Decorated with swirling synths and euphonious vocals to match, ‘Twin Sister’ comes out swinging in the melody department and brings a sensationally engaging rhythm and upbeat chorus. Other standouts include ‘Princess Peach’, one of the more comical tracks on the album, and ‘Material Things’ bringing a striking sense of personality that seemingly shines through with each track.

The nuance and both depth of sound and narrative on ‘Lay it All on Me’ allows for the listener to travel on a more intimate adventure through Johnny’s mental psyche. With a soft piccolo playing in the background, the words “When you can’t sleep at night / you feel so tired, but you just can’t turn off your mind” brings deeper insight into the nerves, stress, and uncertainty he feels from trying to carve his own career in music and having the option to share that anxiety with those around him.

Delivering a punchy bass line to carry the song forward, ‘Wishyouwerehere’ is darker in mood but is without question one of the highlights of the album.
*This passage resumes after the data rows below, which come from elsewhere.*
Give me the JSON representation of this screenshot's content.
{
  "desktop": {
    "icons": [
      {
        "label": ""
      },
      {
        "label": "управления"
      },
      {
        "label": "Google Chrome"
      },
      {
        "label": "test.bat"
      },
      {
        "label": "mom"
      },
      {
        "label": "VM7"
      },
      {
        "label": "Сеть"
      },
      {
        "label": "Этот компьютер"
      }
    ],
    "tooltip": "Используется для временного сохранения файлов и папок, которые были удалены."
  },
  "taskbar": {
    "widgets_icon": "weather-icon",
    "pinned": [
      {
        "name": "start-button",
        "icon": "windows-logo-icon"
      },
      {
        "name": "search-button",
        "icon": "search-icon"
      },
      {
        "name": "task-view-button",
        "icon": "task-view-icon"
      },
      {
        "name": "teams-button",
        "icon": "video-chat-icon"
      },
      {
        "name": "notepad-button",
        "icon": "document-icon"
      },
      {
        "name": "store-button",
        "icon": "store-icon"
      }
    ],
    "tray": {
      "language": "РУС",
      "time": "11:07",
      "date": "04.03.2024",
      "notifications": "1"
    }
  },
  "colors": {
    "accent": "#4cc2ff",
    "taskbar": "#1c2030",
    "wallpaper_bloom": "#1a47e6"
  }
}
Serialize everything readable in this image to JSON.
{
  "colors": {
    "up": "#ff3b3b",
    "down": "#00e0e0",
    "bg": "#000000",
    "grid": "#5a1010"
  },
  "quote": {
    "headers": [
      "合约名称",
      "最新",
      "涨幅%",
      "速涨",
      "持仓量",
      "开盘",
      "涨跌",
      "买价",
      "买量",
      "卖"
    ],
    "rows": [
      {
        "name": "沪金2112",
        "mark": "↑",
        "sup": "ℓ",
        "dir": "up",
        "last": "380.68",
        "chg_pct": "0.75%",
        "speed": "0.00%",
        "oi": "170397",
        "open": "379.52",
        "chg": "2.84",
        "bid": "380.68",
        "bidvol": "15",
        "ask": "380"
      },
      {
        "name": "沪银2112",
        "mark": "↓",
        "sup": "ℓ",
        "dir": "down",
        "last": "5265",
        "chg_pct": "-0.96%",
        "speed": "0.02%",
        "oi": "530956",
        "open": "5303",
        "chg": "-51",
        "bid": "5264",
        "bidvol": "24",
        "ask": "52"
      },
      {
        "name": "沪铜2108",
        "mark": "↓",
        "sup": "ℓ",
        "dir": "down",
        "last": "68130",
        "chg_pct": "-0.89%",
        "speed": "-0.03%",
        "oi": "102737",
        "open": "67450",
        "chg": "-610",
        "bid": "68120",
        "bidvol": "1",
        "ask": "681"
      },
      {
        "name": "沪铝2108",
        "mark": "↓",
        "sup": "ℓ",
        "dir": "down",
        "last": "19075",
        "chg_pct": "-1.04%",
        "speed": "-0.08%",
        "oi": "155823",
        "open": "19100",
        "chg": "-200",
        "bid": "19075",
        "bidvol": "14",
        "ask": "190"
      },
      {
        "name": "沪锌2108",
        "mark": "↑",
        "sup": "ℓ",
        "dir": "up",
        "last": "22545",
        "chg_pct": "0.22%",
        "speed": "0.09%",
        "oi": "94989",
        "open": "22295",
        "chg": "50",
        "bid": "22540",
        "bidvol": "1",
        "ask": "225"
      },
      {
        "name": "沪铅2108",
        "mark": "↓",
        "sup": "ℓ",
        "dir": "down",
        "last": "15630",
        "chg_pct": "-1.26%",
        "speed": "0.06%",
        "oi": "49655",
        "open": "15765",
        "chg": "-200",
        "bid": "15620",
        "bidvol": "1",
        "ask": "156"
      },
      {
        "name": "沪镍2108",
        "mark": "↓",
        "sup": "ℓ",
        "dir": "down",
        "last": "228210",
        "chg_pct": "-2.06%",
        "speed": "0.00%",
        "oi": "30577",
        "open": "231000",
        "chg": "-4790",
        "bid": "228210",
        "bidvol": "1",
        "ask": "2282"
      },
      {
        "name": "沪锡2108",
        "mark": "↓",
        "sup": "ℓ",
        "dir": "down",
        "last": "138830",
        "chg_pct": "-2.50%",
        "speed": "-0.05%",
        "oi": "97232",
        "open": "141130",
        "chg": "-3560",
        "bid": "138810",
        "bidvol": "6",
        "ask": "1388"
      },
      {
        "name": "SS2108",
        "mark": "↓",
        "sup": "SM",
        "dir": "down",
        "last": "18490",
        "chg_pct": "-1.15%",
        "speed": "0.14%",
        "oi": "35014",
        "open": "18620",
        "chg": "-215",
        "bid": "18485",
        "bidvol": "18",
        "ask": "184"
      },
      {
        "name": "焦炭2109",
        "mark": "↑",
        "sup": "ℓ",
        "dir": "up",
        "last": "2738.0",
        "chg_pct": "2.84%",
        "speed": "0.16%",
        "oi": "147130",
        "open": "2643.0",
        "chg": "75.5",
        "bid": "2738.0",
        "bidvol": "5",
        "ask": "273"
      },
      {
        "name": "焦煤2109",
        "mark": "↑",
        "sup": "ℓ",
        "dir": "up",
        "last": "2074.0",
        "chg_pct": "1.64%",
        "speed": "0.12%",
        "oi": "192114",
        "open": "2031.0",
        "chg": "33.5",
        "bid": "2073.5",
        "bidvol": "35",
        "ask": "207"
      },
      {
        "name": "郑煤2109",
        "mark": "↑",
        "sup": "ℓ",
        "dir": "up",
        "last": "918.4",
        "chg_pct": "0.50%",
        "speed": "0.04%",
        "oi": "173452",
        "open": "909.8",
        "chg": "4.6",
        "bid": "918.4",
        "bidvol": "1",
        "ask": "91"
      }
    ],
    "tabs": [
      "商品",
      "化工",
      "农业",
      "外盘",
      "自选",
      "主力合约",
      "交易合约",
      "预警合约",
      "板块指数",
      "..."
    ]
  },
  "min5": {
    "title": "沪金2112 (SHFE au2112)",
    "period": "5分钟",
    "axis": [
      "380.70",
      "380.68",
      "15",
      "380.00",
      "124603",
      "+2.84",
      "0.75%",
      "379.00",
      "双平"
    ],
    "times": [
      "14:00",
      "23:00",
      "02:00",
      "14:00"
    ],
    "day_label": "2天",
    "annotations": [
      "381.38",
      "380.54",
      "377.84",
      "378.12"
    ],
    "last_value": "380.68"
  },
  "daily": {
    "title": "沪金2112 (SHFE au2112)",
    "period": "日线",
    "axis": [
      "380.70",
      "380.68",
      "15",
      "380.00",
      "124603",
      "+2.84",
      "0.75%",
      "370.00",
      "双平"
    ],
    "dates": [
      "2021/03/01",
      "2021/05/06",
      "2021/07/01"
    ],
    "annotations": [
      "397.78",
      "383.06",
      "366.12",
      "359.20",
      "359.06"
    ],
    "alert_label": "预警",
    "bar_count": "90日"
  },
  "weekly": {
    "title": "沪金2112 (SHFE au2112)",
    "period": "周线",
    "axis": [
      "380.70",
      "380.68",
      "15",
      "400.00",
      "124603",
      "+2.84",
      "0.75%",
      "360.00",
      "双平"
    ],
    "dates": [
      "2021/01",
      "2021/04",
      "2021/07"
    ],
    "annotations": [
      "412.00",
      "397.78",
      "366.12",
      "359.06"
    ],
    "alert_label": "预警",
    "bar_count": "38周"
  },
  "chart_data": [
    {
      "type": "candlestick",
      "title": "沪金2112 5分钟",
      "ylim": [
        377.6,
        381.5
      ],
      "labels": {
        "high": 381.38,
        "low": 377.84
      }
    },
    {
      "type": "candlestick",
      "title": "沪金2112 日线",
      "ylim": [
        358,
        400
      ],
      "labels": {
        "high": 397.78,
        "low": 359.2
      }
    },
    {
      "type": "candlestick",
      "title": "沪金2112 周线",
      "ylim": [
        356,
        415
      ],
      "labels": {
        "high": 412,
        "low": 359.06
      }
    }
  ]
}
It is profoundly atmospheric and has Stimson conveying heartfelt and expressive vocals along with a dazzling falsetto.

The final track on the album ‘Joanie’s Lullaby’ is a very literal lullaby song about his puppy, who has no doubt been a loyal companion to him for some time. It no less demonstrates Stimson’s vocal range and ability to venture into melancholic territory.

As far as debut albums go, Butterflies is a triumph. Armed with a newly formed pair of wings and now free of his cocoon, Johnny has found a sound that will no doubt take him far.